A pesar de la incesante lucha por alcanzar altos estándares y enarbolar la excelencia, la mediocridad sigue siendo un estilo de vida que impacta negativamente en el colectivo con valores. Esta mediocridad, cual cáncer incipiente, invade los espacios en cualquier terreno de la vida, victimando desde el menos estudiado hasta quien ostenta títulos académicos y/o nobiliarios. El problema radica en que, a pesar de que conocemos a estos sujetos de poca monta, en sumadas ocasiones son acogidos por quienes desean mantener ese ambiente que favorece intereses personales, utilizando argumentos legaloides para sostener al pusilánime. ¿Qué es un mediocre? Es quien cual cáncer se guarda en rincones oscuros, entrampado en su ignorancia, esperando su retiro e ignominia.

La palabra mediocre proviene del latín mediocris que significa “medio” o “común”. Etimológicamente está compuesto por el vocablo medius que expresa “medio o intermedio” y ocris que significa “montaña o peñasco escarpado”, por lo que indica algo o alguien que se queda a mitad del camino. La palabra mediocre es utilizada como sinónimo de mezquino, mediano, vulgar y común.

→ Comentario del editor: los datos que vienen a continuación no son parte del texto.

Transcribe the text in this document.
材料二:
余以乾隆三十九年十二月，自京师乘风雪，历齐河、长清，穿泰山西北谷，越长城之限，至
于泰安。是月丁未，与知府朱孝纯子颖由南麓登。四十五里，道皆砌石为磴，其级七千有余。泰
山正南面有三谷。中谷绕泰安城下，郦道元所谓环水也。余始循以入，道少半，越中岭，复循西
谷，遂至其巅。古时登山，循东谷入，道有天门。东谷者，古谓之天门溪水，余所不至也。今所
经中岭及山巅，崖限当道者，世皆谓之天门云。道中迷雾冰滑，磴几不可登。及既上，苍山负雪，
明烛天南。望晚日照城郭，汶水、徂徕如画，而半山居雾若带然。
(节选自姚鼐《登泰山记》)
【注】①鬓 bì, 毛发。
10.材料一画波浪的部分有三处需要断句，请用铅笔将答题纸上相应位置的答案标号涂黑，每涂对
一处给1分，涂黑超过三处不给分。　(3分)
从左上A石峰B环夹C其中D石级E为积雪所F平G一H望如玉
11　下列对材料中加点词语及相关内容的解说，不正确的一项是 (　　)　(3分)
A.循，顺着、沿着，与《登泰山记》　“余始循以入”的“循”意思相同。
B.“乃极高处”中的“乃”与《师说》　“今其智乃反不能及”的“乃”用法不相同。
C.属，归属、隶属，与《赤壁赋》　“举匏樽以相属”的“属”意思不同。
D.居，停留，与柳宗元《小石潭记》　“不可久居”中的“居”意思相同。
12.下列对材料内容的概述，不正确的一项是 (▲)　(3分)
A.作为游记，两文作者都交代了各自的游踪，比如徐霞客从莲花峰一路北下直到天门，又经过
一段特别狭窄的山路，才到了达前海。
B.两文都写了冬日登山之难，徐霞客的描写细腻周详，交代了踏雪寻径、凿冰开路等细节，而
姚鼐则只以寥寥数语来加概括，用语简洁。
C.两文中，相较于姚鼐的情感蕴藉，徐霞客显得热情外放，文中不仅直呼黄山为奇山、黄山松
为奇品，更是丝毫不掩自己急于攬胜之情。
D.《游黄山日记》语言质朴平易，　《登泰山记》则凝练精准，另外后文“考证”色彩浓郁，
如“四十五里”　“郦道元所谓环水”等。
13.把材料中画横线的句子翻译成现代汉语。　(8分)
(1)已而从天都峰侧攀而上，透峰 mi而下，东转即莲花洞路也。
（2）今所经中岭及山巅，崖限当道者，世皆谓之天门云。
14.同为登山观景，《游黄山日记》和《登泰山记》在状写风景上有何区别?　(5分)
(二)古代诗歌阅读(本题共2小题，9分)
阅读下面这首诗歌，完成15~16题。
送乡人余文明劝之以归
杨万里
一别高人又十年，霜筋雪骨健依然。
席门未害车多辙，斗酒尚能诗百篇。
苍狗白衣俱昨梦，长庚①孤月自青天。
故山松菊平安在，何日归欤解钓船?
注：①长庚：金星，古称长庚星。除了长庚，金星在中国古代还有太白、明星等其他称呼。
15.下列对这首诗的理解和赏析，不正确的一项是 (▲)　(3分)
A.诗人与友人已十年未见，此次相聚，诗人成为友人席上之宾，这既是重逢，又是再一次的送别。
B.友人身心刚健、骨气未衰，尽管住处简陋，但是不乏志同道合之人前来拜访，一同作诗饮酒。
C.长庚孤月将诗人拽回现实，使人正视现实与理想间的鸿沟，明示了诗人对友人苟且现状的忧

Seguramente alguno de ustedes ha sido víctima de deleznable personaje carente de actitud, cimentado en la nula aptitud. Ante tal escenario nos preguntamos: ¿cuáles serían los factores internos y/o externos que orillan a estar dentro del grupo de mediocres? Me permitiré citar la carencia heredada de alcanzar un propósito más elevado; estas personas evitan utilizar su tiempo para la reflexión, y mucho menos se cuestionan sobre circunstancias trascendentes o investigan procesos desconocidos de su cotidiano devenir. También tenemos al autoengaño, creando y creyendo en una falsa realidad que imagina objetivos que distan mucho de poder enfrentar, por lo que necesariamente se rodean de personas que les dicen lo que quieren escuchar; igualmente destaco los miedos creados por el mediocre, que utliza para justificar su falta de pericia y conocimiento, y así podríamos continuar con larga lista.

Desafortunadamente la gente con este calificativo es parte del retroceso, del estancamiento que impide el crecimiento del grupo o empresa que luchan por una nueva administración con valores, que permita romper la inercia lacerante.

Querido lector, quienes tenemos algunos ayeres vemos con tristeza cómo envidia, desidia, apatía y “pequeñez” buscan con intrigas y “chismes de pasillo” ocupar su tiempo, que sin duda es lo único que jamás podremos recuperar. Jamás te des por vencido.